Laura Rollins is an avid dessert creator, fiction writer, and probably Lucille Ball’s biggest fan ever.

She homeschools her four young children and finds the kitchen a perfect place to teach them math – 1/2 cup plus 1/2 cup equals a full cup – science – add the lemon juice to the sugar because the acid is necessary for the sugar to melt – and, of course, manners – please don’t grab the beater from your brother, I’ll get you a spoon of cookie dough instead. While Laura enjoys allforms of cooking, baking, and any other culinary expression known to man, her heart alwaysleads her back to deserts, treats and the sweet things on the table.


Interview:

  • Who or what inspired you to write a strong female protagonist?
  • Wow, that’s a hard one. Honestly, I didn’t start out thinking ‘I really want to write a strong female protagonist’. My mom is a strong women, I’ve had several female mentors throughout the years who were all strong women. In the end, writing a strong female protagonist came naturally, I believe, because I’ve seen it modeled so often in my life.
  • What do you do when you have writer’s block?
  • Now that’s a loaded question! And the answer is different now than it would have been if you had asked me that three years ago. I’ve come to believe that “writers block” is short hand for “my sub-conscious doesn’t like the direction I’m taking this scene and has gone on strike until I can figure things out and get back on course”.So, that’s exactly what I do. When I find myself with fingers on the keys, staring at the screen and no words are coming, I take a deep breath, sit back, and ask, “What else could I do with this scene?” or “How could I up the tension?” or even “Is this scene necessary at all?” Usually one of these questions leads to a huge deluge of new ideas and words. And thus ends the “writer’s block”.
  • Do you have the ending of your story in your head before you start writing? Or does it come to you as you’re developing the story?
  • You don’t ask easy questions, do you? Well, yes. Yes to both. I usually have an ending in mind when I sit down to write chapter one. Emphasis on the “usually”. However, the ending always changes before I get to it. Sometimes it’s just a few tweaks, just a few details I include that I didn’t have planned from the start. But, once in a while, it’s a complete over-haul.Take Shadows of Angels for example. I had a certain ending in mind. It was awesome, too. Something the reader wouldn’t see coming and blows them out of the water. But, by the time I got there, guess what, the book was too long. Tens of thousands of words too long. I tried to shorten things, but the ending wouldn’t work with fewer words. So, I improvised . . . and got out my scissors.

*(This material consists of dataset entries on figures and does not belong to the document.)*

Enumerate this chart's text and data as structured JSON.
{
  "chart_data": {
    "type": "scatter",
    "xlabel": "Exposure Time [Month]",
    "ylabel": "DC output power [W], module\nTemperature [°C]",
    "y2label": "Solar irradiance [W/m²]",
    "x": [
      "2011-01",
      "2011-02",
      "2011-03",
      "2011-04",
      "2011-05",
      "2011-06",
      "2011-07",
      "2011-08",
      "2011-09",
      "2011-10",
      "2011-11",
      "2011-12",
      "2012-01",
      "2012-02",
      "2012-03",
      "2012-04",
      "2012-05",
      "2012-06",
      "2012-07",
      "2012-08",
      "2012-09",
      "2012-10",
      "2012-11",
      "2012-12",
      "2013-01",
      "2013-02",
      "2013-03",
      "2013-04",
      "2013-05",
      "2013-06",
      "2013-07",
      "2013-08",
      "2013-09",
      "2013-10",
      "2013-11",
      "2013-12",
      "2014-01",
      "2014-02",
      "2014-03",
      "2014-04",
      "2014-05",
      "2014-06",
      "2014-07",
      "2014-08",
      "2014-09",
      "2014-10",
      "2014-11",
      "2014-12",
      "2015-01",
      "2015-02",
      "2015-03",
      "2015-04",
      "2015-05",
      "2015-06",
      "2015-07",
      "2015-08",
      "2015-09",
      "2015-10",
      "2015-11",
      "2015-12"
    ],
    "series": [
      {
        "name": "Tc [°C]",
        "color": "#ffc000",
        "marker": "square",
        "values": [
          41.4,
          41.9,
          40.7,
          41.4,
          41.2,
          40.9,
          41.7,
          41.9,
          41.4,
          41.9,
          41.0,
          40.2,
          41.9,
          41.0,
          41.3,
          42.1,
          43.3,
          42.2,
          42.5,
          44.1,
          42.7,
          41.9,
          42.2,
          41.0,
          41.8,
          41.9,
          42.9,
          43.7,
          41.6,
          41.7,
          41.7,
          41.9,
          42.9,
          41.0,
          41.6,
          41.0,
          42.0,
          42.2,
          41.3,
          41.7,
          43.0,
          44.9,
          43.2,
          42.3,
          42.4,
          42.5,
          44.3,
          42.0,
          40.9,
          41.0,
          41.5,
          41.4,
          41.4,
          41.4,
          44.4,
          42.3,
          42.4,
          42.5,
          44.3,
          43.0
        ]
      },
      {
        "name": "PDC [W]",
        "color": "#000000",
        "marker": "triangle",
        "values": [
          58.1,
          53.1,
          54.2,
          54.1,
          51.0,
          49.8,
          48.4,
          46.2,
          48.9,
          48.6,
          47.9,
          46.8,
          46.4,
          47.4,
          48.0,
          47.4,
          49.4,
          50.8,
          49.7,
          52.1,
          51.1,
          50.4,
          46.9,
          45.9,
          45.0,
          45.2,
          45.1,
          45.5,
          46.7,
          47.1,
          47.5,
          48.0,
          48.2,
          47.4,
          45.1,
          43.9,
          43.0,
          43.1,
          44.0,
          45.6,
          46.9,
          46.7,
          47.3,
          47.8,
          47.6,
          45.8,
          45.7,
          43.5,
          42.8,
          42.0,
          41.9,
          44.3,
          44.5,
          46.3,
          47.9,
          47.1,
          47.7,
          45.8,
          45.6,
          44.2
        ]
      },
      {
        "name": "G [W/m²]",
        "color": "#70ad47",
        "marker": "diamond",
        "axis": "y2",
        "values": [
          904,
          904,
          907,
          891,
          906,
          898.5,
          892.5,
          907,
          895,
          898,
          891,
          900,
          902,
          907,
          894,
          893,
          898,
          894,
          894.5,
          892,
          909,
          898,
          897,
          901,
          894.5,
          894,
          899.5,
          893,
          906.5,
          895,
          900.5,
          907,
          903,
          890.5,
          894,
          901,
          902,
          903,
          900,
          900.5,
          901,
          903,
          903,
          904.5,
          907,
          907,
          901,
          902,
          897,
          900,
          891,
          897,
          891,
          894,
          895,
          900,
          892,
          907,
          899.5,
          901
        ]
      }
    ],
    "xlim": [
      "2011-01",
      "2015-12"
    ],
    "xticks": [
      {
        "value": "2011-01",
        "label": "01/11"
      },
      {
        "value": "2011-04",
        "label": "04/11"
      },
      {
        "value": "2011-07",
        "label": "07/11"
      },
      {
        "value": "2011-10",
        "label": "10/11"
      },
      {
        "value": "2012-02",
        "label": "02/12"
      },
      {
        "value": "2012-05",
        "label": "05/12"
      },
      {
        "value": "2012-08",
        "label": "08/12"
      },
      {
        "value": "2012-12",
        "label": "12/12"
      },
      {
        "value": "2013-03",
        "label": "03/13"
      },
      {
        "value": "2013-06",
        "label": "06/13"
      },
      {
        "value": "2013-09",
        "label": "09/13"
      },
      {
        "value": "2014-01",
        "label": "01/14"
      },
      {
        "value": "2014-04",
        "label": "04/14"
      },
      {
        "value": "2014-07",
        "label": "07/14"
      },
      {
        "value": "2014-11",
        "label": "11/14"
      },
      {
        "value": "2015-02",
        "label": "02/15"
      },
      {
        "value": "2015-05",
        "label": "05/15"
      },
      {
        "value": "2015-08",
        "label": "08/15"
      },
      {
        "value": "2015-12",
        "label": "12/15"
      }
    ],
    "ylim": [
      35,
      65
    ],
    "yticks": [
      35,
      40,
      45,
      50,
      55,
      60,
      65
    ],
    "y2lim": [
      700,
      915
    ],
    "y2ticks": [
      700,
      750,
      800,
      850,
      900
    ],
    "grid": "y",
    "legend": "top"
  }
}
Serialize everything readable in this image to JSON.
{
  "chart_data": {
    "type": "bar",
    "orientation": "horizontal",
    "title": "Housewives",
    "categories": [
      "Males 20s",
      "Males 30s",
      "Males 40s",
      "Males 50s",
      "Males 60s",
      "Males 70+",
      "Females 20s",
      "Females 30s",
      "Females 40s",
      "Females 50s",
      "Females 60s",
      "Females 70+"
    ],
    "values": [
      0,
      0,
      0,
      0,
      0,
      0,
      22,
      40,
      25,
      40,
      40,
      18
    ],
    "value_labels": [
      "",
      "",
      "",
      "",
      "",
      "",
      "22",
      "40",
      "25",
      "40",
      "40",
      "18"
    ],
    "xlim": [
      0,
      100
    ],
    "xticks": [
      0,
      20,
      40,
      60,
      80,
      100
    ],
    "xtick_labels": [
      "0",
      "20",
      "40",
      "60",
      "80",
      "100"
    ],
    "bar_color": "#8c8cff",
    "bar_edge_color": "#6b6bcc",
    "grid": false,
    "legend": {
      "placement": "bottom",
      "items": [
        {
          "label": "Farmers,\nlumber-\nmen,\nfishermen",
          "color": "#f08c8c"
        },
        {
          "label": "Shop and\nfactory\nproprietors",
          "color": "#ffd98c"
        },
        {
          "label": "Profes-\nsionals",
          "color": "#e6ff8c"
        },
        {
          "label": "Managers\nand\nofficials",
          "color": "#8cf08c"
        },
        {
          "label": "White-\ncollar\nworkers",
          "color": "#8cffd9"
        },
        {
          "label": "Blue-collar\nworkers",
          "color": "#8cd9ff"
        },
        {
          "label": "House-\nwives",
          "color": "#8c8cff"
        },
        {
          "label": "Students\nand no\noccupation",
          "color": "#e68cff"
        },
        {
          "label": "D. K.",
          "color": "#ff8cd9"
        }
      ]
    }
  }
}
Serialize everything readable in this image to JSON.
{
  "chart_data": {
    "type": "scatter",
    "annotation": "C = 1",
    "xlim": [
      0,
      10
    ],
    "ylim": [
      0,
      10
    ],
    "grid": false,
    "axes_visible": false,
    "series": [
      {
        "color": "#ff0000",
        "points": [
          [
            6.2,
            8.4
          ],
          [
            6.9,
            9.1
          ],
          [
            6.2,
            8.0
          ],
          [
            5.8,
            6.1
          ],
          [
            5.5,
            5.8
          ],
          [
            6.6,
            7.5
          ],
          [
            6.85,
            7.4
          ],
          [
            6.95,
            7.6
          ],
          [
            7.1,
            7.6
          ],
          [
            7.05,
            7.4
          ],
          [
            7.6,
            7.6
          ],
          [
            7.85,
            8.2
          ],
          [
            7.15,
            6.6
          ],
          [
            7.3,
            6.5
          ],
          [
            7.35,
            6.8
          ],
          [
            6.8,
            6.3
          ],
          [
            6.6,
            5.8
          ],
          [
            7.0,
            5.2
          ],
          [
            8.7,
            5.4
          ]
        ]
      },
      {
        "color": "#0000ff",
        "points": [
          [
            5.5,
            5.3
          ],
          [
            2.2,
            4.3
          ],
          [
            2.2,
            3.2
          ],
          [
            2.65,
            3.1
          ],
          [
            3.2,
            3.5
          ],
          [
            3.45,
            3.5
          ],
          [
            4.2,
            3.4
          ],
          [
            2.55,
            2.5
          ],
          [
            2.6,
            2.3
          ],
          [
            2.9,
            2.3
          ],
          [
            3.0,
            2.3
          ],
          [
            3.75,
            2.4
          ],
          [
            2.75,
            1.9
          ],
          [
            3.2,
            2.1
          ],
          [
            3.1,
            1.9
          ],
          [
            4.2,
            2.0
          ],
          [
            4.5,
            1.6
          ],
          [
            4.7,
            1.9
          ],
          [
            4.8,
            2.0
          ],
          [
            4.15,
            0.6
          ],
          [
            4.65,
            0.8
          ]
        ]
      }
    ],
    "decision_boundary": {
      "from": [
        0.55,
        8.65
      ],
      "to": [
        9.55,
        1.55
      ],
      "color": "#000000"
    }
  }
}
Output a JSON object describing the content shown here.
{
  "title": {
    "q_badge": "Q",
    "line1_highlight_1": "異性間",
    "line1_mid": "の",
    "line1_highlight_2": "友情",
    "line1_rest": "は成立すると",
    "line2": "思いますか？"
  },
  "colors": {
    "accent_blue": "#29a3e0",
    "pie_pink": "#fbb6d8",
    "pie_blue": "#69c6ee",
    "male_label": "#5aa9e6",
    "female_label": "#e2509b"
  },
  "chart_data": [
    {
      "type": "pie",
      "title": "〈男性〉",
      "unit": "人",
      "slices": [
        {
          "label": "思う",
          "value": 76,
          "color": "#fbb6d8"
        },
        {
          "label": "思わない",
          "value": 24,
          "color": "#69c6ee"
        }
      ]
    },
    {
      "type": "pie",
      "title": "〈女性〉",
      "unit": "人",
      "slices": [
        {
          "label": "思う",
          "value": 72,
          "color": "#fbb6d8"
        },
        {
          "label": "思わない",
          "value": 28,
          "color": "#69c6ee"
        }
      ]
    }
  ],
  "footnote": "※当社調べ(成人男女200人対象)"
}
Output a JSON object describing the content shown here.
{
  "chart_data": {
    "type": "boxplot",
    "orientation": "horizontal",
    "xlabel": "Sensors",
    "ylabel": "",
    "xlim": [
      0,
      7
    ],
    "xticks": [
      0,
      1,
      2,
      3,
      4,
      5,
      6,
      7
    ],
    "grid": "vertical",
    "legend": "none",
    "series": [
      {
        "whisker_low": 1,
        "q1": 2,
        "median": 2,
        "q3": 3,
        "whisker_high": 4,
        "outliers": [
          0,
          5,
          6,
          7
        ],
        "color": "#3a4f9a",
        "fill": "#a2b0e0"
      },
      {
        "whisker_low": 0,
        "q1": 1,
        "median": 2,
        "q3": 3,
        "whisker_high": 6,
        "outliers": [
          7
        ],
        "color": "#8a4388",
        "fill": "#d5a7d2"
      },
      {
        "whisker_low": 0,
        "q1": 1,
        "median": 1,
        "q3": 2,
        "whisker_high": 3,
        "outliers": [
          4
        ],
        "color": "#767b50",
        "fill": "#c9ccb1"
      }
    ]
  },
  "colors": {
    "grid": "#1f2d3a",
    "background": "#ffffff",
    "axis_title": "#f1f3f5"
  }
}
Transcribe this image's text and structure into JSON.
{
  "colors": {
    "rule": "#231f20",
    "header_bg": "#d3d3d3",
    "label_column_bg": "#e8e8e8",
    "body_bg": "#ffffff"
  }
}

    I chopped the ending off all together. That’s right, the original ending of Shadows of Angels is now the ending of the sequel. I came up with a whole new ending for this book, and have been able to develop the ending I loved originally so that it can shine as it always should have.

    That’s art for you—the process, and especially the plans, are always changing.

  • Do you prefer happy or sad endings? And why?
  • Finally, an easy question. Happy endings. All the way. At least, this holds true for the end of series. If a novel is a stand-alone (no sequel, etc). then I want it to end happy. Maybe not the way I originally thought it would, but still happy for the good characters. I think life is too depressing to read a sad book. I mean, why do that to yourself? When I put a book down I want to feel a little lighter, a little better than before.And I hope I deliver that in Shadows of Angels.